Weit innerhalb der Merkurbahn, in einem Abstand von zehn bis zwanzig Millionen Kilometern vor Sol, flogen Hunderte LFT-Schiffe, die nach den drei in die Sonne eingetauchten Nagelraumern der Spenta suchten. Bei den meisten der terranischen Einheiten handelte es sich um Ultraschlachtschiffe für multiplen Einsatz aus der Ersten Mobilen Kampfflotte, also um LFT-BOXEN der QUASAR-Klasse mit jeweils 3000 Metern Kantenlänge; damit zählten sie zu den schwersten regulären Kampfeinheiten, die das Solsystem aufzubieten hatte.

»War das alles?«, wollte Chan wissen.

»Ja – nein!« Erneut schlugen die Orter aus. Die Sonne stieß eine gewaltige Protuberanz von sich, die mit einer Geschwindigkeit von 1000 Kilometern pro Sekunde oder 360.000 Kilometern pro Stunde aus der Oberfläche ins All schoss.

Chauro richtete blitzschnell alle Sensoren auf die Eruption und betrachtete sie in der Kombidarstellungsfunktion des Hologramms. Die Positroniken bildeten neben dem heißen Plasma auch die starken Magnetfelder ab, die das Plasma bündelten.

»He, he!«, machte Chan.

Benidette stieß die Luft zwischen den Zähnen hindurch. »Das Ding reicht aus, um hundert Planeten wie Terra zu verschlingen.«

»Bald hört das auf.«

Sie wandte dem Piloten ruckartig den Kopf zu. »Wie bitte?«

»Wenn die Sonne erlischt, hört das auf.«

Er sah stur auf seine Steuerkonsole, die Stiefel trommelten den Rhythmus auf den Bodenbelag. Tack, tack – tack, tack – tacketacketack.

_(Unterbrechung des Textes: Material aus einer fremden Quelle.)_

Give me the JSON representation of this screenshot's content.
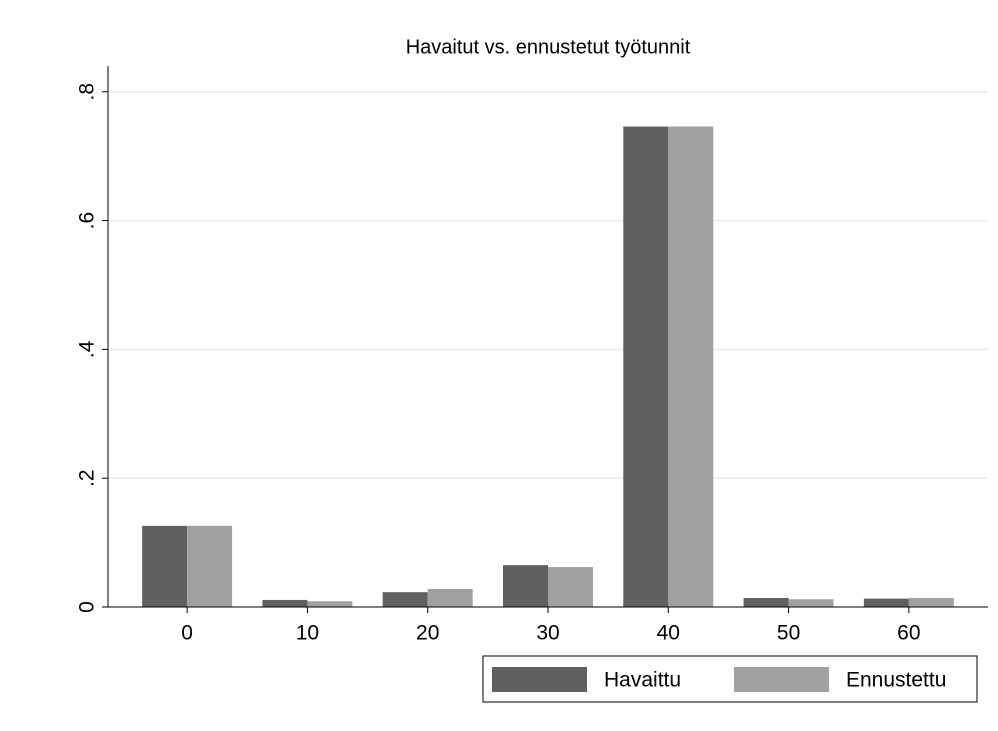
{
  "chart_data": {
    "type": "bar",
    "title": "Havaitut vs. ennustetut työtunnit",
    "categories": [
      "0",
      "10",
      "20",
      "30",
      "40",
      "50",
      "60"
    ],
    "series": [
      {
        "name": "Havaittu",
        "color": "#606060",
        "values": [
          0.126,
          0.011,
          0.023,
          0.065,
          0.746,
          0.014,
          0.013
        ]
      },
      {
        "name": "Ennustettu",
        "color": "#a0a0a0",
        "values": [
          0.126,
          0.009,
          0.028,
          0.062,
          0.746,
          0.012,
          0.014
        ]
      }
    ],
    "ylim": [
      0,
      0.84
    ],
    "yticks": [
      0,
      {
        "value": 0.2,
        "label": ".2"
      },
      {
        "value": 0.4,
        "label": ".4"
      },
      {
        "value": 0.6,
        "label": ".6"
      },
      {
        "value": 0.8,
        "label": ".8"
      }
    ],
    "grid": true,
    "legend": "bottom-right"
  }
}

»Konzentrier dich!«, wiederholte sie. »Wir sind noch nicht fertig.«

Diesmal meldete sich der Alarm mit einem schrillen Geräusch. Feindliche Einheiten!

Die winzigen Ortungsreflexe im Holokubus brauchten einen Augenblick, bis sie sich auf Benidettes Netzhaut manifestierten.

»Ich bitte um Meldung!«, rief Baufenedias.

»El... elf Reflexe«, haspelte sie hervor. »Richtungsvektor Null.«

Der Nullpunkt aller drei Achsen des solaren Koordinatensystems war Sol, genauer gesagt: das Zentrum der Sonne.

»Distanz eine Million Kilometer. Abstand zur Bahnebene Merkurs 30.000 Kilometer.«

Einen Atemzug später lagen die übrigen Werte vor. Die Einheiten bremsten mit 80 Kilometern pro Sekundenquadrat ab. »Geschwindigkeit ein Drittel Licht!«

Der Atem der Orterin beschleunigte sich. So überraschend hatte sie nicht mit einer Begegnung gerechnet. Zum ersten Mal sah sie diese Dinger leibhaftig vor sich.

Die Raumschiffe der Fremden glichen Nägeln, die irgendein Transformator ins Riesenhafte vergrößert hatte. Ihr Grundriss war quadratisch bei einer Kantenlänge von 200 Metern. Die Länge lag bei über zweieinhalb Kilometern, die kuppelförmigen Köpfe am Heck eingerechnet. Am vorderen Ende mündeten die Nägel in Geflechte, die sich beim Anflug auf die Sonne immer weiter verzweigten und entfalteten.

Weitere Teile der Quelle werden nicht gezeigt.